Fortunately, Mater put aside 13% of her salary each year in her retirement plan and the university made generous matching contributions. Her three daughters are grown (one is in divinity school) and her biggest financial challenge is a jump in medical insurance premiums to over $600 a month. This year, she’s eligible to get Social Security survivors’ benefits.
That’s because in June 2019, Wayne, her husband of 32 years, was suddenly rushed to the emergency room, where doctors diagnosed him with kidney cancer. Later, specialists said they couldn’t give him chemotherapy, dialysis or even a biopsy. “I knew 14 hours before he died that he wasn’t going to survive,” she said. “His last week of life was his first week of retirement.” He was 67. Almost a year later to the day, her father died suddenly of a blood clot that traveled to his heart.

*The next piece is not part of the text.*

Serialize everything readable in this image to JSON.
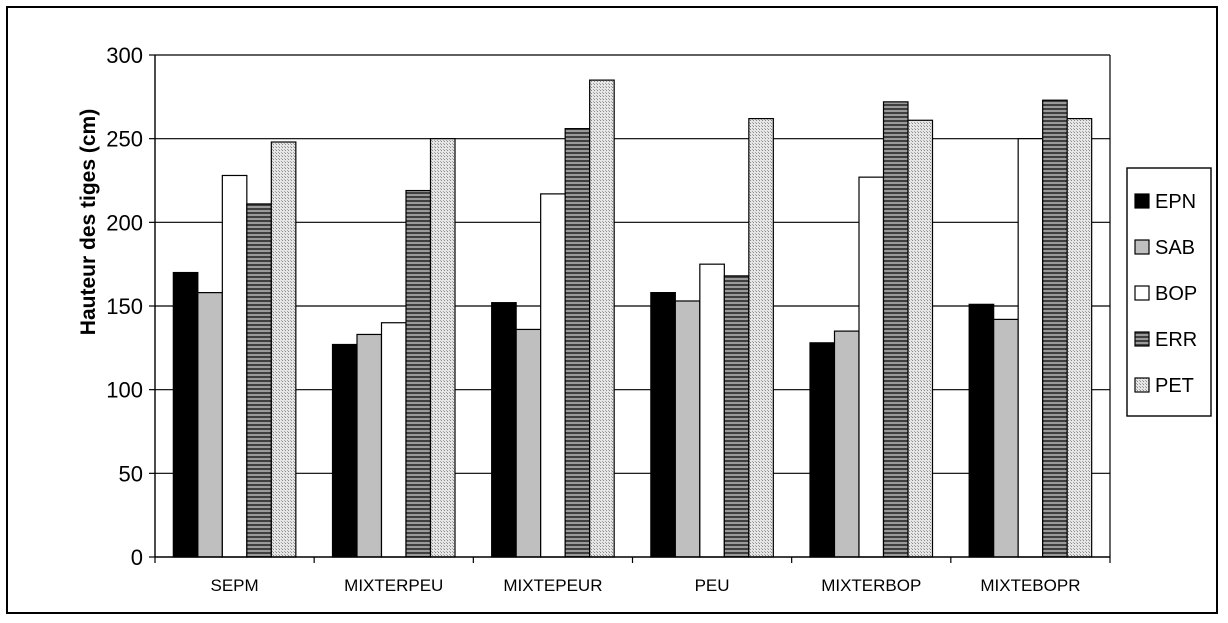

Such devastating losses make a job search look unimportant. “Emotionally right now I think I’m OK. But some days I get real down and out,” she said. She is working part time at her church for a lot less pay, but it keeps her busy and she finds comfort in her faith.
“I go to church and I say, well, it’s in God’s hands. Whatever He wants He’ll do and I’m good.”
William Budd
William Budd, 67, is one of the few people who served in both the U.S. Army and Air Force. He put in 3 ½ years in the Air Force right after high school, then did a two-year mission for The Church of Jesus Christ of Latter-day Saints, followed by 17 years in the Army, mostly in Germany.
When he retired after 20 years of service, he pursued his dream of being an accountant, getting his bachelor’s and master’s degree in accounting from the University of North Texas when he already had three teenage daughters.
Nearly two decades of financial analysts’ positions followed at companies that ranged from defense contractors Raytheon and Honeywell to restaurant chain Panera Bread, largely in Arizona. But in early 2017 he found himself, at 64, out of a job. He’s been struggling to find full-time work ever since.
“I have had interviews on site, telephone, or internet with 176 different companies in the Phoenix metropolitan area,” he told me, but until recently got no full-time offers. He’s filled the gap with substitute teaching, volunteering at his church and a job as a courier that paid half as much as his previous jobs did.
He has struggled financially, too. He and his wife, who works in a bank, sold their home and now live with his mother and two of their four children. “We’re kind of like the Waltons,” he said.
Years of big expenses and salaries that couldn’t quite cover them took their toll. “Not having a paycheck for 2½ years, I actually had to do a chapter 7 bankruptcy. I probably mismanaged my money a bit,” he acknowledged. “Sometimes the more money you get, the more money you spend.”
He still has little personal or retirement savings, though he’s been getting a military pension since he left the service and started taking Social Security benefits at 64.
A few weeks after I interviewed him, Budd messaged me to tell me he got a full-time temporary job, which he hopes will become a permanent one, as an accounting specialist with the state of Arizona. At least there’s good news for somebody at a time where there hasn’t been much for anyone.
He started late in December and, he wrote, “I had to take a 60% cut in pay” from his last full-time job. “My passion for the work I do is sufficient payback,” he wrote. ”It certainly made my Christmas wish come true!”